Frequentist additive association implemented in SNPtest13 was used to test for association of the imputed dataset, between FC IA cases and controls. Five major principal components were used as covariates for ancestry adjustment along with the sex of samples. Only autosomal SNPs were analyzed.

Regional association of suggestive loci were plotted using LocusZoom44 with LD data from 1KGP CEU population.

Heritability estimation

We estimated the heritability from the original and imputed variants within the most promising loci, using methods of Estimation of Variance explained by SNPs (GREML)14 and GREML-LDMS16 programs implemented in the package of the Genome-wide Complex Trait Analysis (GCTA)15.

Meta-analysis

SNP identified in the current study that reached suggestive level of association (p < 5 × 10−6) were compared with the previous FIA GWAS summary statistics from 2,617 IA cases and 1,416 controls8. METAL was used to conduct meta-analysis of the two GWAS results for these selected SNPs.

FC and Inuit IA WES data

We examined the loci from the GWAS signals that have reached suggestive level of association in the exome sequencing results of 32 selected FC IA cases and 106 FC controls. Variable Thresholds Test (VT)18 implemented in Variant Tools (Vtools)45 and Sequence Kernel Association Test (SKAT)17 were performed to test the exonic variation burden in the genes located in the GWAS significant regions.

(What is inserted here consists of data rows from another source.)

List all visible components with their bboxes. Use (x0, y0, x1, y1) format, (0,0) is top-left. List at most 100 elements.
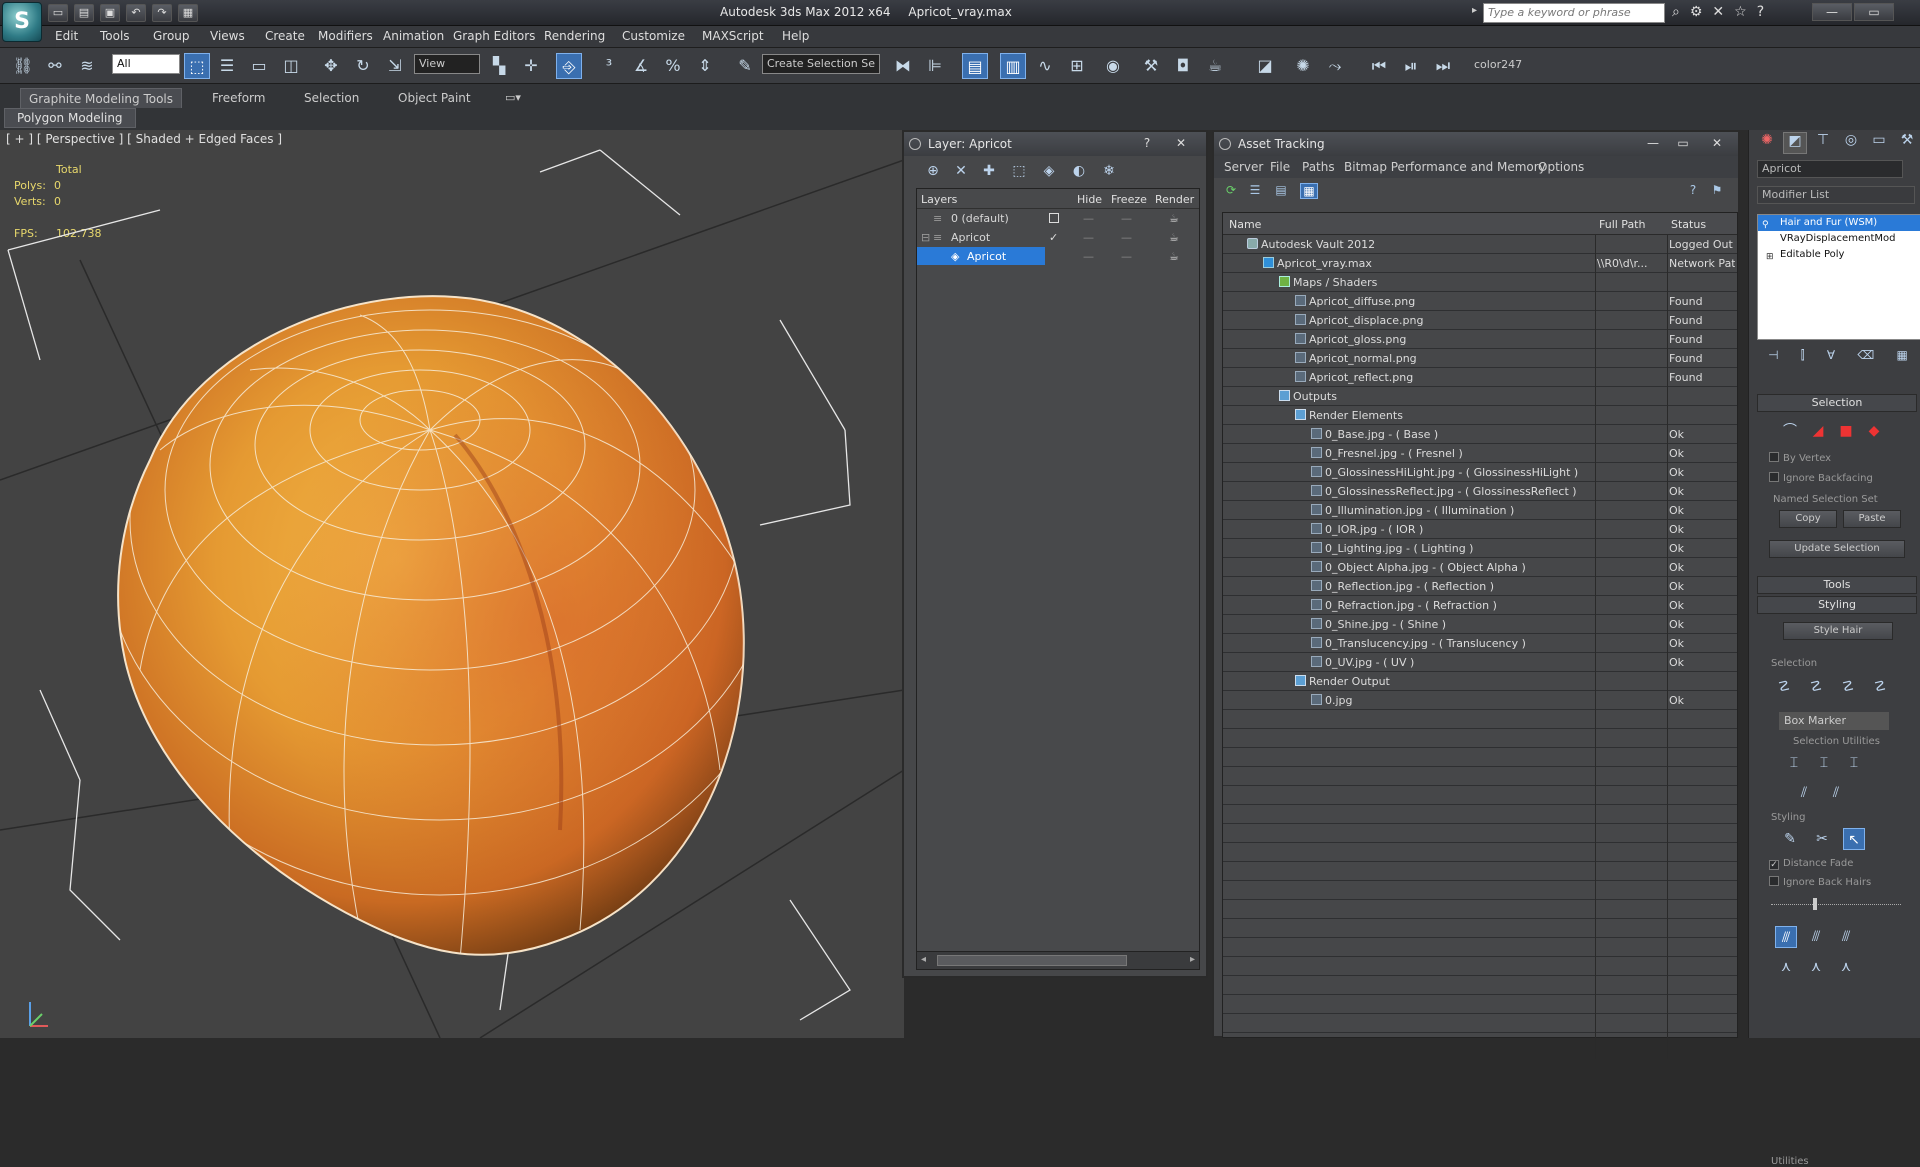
ribbon-options-icon[interactable]: ▭▾ (505, 91, 521, 104)
layer-close-button[interactable]: ✕ (1166, 134, 1196, 153)
show-hidden-icon[interactable]: ⫽ (1825, 782, 1847, 804)
pivot-center-icon[interactable]: ▚ (486, 53, 512, 79)
hide-toggle[interactable]: — (1083, 231, 1094, 244)
delete-layer-icon[interactable]: ✕ (950, 163, 972, 183)
menu-create[interactable]: Create (265, 29, 305, 43)
element-select-icon[interactable]: ◆ (1863, 420, 1885, 442)
ref-coord-dropdown[interactable]: View (414, 54, 480, 74)
update-selection-button[interactable]: Update Selection (1769, 540, 1905, 558)
graphite-toggle-icon[interactable]: ▥ (1000, 53, 1026, 79)
asset-menu-bitmap-performance[interactable]: Bitmap Performance and Memory (1344, 160, 1546, 174)
layer-manager-icon[interactable]: ▤ (962, 53, 988, 79)
hide-toggle[interactable]: — (1083, 250, 1094, 263)
col-status[interactable]: Status (1671, 218, 1706, 231)
select-highlighted-icon[interactable]: ⬚ (1008, 163, 1030, 183)
pin-stack-icon[interactable]: ⊣ (1768, 348, 1778, 370)
active-layer-checkbox[interactable] (1049, 213, 1059, 223)
scale-icon[interactable]: ⇲ (382, 53, 408, 79)
guides-select-icon[interactable]: ⌒ (1779, 420, 1801, 442)
mirror-icon[interactable]: ⧓ (890, 53, 916, 79)
scroll-right-icon[interactable]: ▸ (1190, 954, 1195, 965)
percent-snap-icon[interactable]: % (660, 53, 686, 79)
puff-roots-icon[interactable]: ⫻ (1835, 926, 1857, 948)
apricot-mesh[interactable] (75, 250, 805, 970)
select-manipulate-icon[interactable]: ✛ (518, 53, 544, 79)
expand-icon[interactable]: ⊞ (1766, 249, 1774, 265)
select-whole-strand-icon[interactable]: ☡ (1805, 676, 1827, 698)
asset-menu-paths[interactable]: Paths (1302, 160, 1335, 174)
play-animation-icon[interactable]: ⏯ (1398, 53, 1424, 79)
render-teapot-icon[interactable]: ☕ (1169, 212, 1179, 225)
layer-row[interactable]: ⊟ ≡ Apricot ✓ — — ☕ (917, 228, 1199, 247)
rotate-selection-icon[interactable]: ⌶ (1813, 752, 1835, 774)
highlight-selected-icon[interactable]: ◈ (1038, 163, 1060, 183)
asset-minimize-button[interactable]: — (1638, 134, 1668, 153)
object-name-field[interactable]: Apricot (1757, 160, 1903, 178)
angle-snap-icon[interactable]: ∡ (628, 53, 654, 79)
tab-freeform[interactable]: Freeform (204, 88, 273, 108)
undo-icon[interactable]: ↶ (126, 4, 146, 22)
create-tab-icon[interactable]: ✺ (1755, 132, 1779, 154)
link-icon[interactable]: ⛓ (10, 53, 36, 79)
scroll-thumb[interactable] (937, 955, 1127, 966)
modifier-list-dropdown[interactable]: Modifier List (1757, 186, 1915, 204)
render-setup-icon[interactable]: ⚒ (1138, 53, 1164, 79)
modifier-hair-and-fur[interactable]: ⚲ Hair and Fur (WSM) (1758, 215, 1920, 231)
window-crossing-icon[interactable]: ◫ (278, 53, 304, 79)
hair-cut-icon[interactable]: ✂ (1811, 828, 1833, 850)
menu-views[interactable]: Views (210, 29, 245, 43)
menu-customize[interactable]: Customize (622, 29, 685, 43)
style-hair-button[interactable]: Style Hair (1783, 622, 1893, 640)
select-vertices-icon[interactable]: ☡ (1837, 676, 1859, 698)
select-object-icon[interactable]: ⬚ (184, 53, 210, 79)
asset-row[interactable]: 0_Refraction.jpg - ( Refraction ) Ok (1223, 596, 1737, 615)
stand-hair-icon[interactable]: ⫻ (1805, 926, 1827, 948)
asset-row[interactable]: Apricot_reflect.png Found (1223, 368, 1737, 387)
unlink-icon[interactable]: ⚯ (42, 53, 68, 79)
asset-row[interactable]: Outputs (1223, 387, 1737, 406)
favorites-star-icon[interactable]: ☆ (1734, 4, 1747, 20)
asset-menu-server[interactable]: Server (1224, 160, 1263, 174)
bind-spacewarp-icon[interactable]: ≋ (74, 53, 100, 79)
expand-selection-icon[interactable]: ⌶ (1843, 752, 1865, 774)
col-freeze[interactable]: Freeze (1111, 193, 1147, 206)
asset-row[interactable]: 0_Translucency.jpg - ( Translucency ) Ok (1223, 634, 1737, 653)
curve-editor-icon[interactable]: ∿ (1032, 53, 1058, 79)
render-production-icon[interactable]: ☕ (1202, 53, 1228, 79)
tab-object-paint[interactable]: Object Paint (390, 88, 479, 108)
table-view-icon[interactable]: ▦ (1300, 183, 1318, 199)
vray-camera-icon[interactable]: ⤳ (1322, 53, 1348, 79)
invert-selection-icon[interactable]: ⌶ (1783, 752, 1805, 774)
modifier-editable-poly[interactable]: ⊞ Editable Poly (1758, 247, 1920, 263)
menu-help[interactable]: Help (782, 29, 809, 43)
create-layer-icon[interactable]: ⊕ (922, 163, 944, 183)
menu-maxscript[interactable]: MAXScript (702, 29, 764, 43)
expand-icon[interactable]: ⊟ (921, 231, 930, 244)
menu-tools[interactable]: Tools (100, 29, 130, 43)
tab-selection[interactable]: Selection (296, 88, 367, 108)
spinner-snap-icon[interactable]: ⇕ (692, 53, 718, 79)
hide-all-layers-icon[interactable]: ◐ (1068, 163, 1090, 183)
communication-icon[interactable]: ✕ (1712, 4, 1724, 20)
brush-size-slider[interactable] (1771, 898, 1901, 910)
asset-row[interactable]: Autodesk Vault 2012Logged Out ... (1223, 235, 1737, 254)
asset-menu-options[interactable]: Options (1538, 160, 1584, 174)
tools-rollout[interactable]: Tools (1757, 576, 1917, 594)
slider-thumb[interactable] (1813, 898, 1817, 910)
redo-icon[interactable]: ↷ (152, 4, 172, 22)
restore-button[interactable]: ▭ (1854, 3, 1894, 21)
asset-row[interactable]: 0_GlossinessHiLight.jpg - ( GlossinessHi… (1223, 463, 1737, 482)
open-file-icon[interactable]: ▤ (74, 4, 94, 22)
asset-row[interactable]: Apricot_gloss.png Found (1223, 330, 1737, 349)
details-view-icon[interactable]: ▤ (1272, 183, 1290, 199)
select-roots-icon[interactable]: ☡ (1869, 676, 1891, 698)
menu-graph-editors[interactable]: Graph Editors (453, 29, 535, 43)
layer-help-button[interactable]: ? (1132, 134, 1162, 153)
binoculars-icon[interactable]: ⌕ (1672, 4, 1680, 20)
selection-shape-dropdown[interactable]: Box Marker (1779, 712, 1889, 730)
current-layer-check[interactable]: ✓ (1049, 231, 1058, 244)
freeze-toggle[interactable]: — (1121, 212, 1132, 225)
asset-row[interactable]: Apricot_vray.max\\R0\d\r...Network Path (1223, 254, 1737, 273)
modify-tab-icon[interactable]: ◩ (1783, 132, 1807, 154)
rect-selection-icon[interactable]: ▭ (246, 53, 272, 79)
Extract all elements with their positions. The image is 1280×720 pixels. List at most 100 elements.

Thirty-four Nunavik Inuit (Québec, Canada) families comprised of 49 IA patients and 124 family controls were also used to follow up the regions of significance. The samples were genotyped on Illumina HumanOmniExpress-v24 Beadchip which contains 730,525 SNPs. We looked into all the suggestive loci of the FC IA discovery cohort, and performed family-based association analysis (fbat) implemented in FBAT package19 in the Inuit SNP-chip data to test the case-control association in related individuals.

Replication of previous IA GWAS loci

12 loci from previous GWA studies (Supplementary Figure S3) with 23 SNPs that reached genome-wide significance were selected to examine if they could be replicated in our study. 500 kb upstream/downstream of the first and last genome-wide significant SNP located in each of the 12 loci were investigated in our GWAS data. Multiple correction was performed on the number of independent tests, which was defined by the number of LD blocks within these 12 regions. LocusZoom was used for data plotting. The validated loci will further be examined in FC WES data using Genome Analysis Toolkit (GATK)46 and VTools.